Короткий разговор двух друзей в учебном корпусе «сампо», где курсанты множили свои знания, был прерван возгласом «замка» Сереги Егорова:
— Перекур!
Кое-кто из курков[22], с ленцой потянувшись, поплелся в курилку. Кто-то продолжал спать, сидя за столом и положив голову на сложенные руки. Некоторые с воодушевлением продолжали строчить письма на малые родины. Несколько человек старательно пыхтели над конспектами по истории КПСС: взводный грозил репрессиями за их отсутствие. Другие пополняли интеллект, читая художественную литературу, чего не могли позволить себе на «гражданке», благо библиотека в РКПУ была шикарная по сравнению со школьными, районными или полковыми.

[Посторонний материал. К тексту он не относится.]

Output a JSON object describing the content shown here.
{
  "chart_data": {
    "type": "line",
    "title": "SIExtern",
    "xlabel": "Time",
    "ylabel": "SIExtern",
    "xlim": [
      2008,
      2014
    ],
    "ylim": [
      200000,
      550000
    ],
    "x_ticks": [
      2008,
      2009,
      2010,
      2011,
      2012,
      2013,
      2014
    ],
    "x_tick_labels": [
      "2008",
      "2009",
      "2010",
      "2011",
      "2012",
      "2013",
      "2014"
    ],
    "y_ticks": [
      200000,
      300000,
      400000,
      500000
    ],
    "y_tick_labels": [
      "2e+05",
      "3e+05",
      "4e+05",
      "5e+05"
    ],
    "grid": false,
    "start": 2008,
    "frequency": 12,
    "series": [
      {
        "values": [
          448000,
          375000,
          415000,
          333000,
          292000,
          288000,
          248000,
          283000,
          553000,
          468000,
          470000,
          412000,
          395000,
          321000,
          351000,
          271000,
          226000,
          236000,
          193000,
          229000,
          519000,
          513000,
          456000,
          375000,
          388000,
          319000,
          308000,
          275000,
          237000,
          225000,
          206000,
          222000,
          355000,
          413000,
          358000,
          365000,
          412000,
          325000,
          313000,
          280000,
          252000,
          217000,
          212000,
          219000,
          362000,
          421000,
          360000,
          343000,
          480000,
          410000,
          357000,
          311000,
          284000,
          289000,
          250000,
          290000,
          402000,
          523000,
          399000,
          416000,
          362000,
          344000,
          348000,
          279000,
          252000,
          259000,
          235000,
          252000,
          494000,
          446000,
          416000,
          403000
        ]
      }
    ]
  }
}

Наконец наступает вечер. Святой и Рейнджер в «самоходе» бегут за «пойлом» через Рязанский кремль. Спортивные костюмы и кроссовки — это тебе не по полной боевой в сапогах и ХБ, с автоматом и противогазом плюс набитый РД[23] — даже приятно бежать. Морозный воздух, звезды на вечернем небе. В магазине в винном отделе мужики пропускают «спортсменов» без очереди, безошибочно угадав в них курсантов. Пропускают из уважения и просто потому, что сами служили и знают, как дорого время в «самоходе».
Обратно бегут раздельно. Рейнджер впереди — «в дозоре». Мало ли кто попадется? Святой сзади с «грузом» пыхтит. Вот где нужно усиленное физо. Орлов забегает в казарму. Через минуту выходит. Большой палец вверху. Все чисто, отцов-командиров нет. «Разведгруппа» вернулась без потерь…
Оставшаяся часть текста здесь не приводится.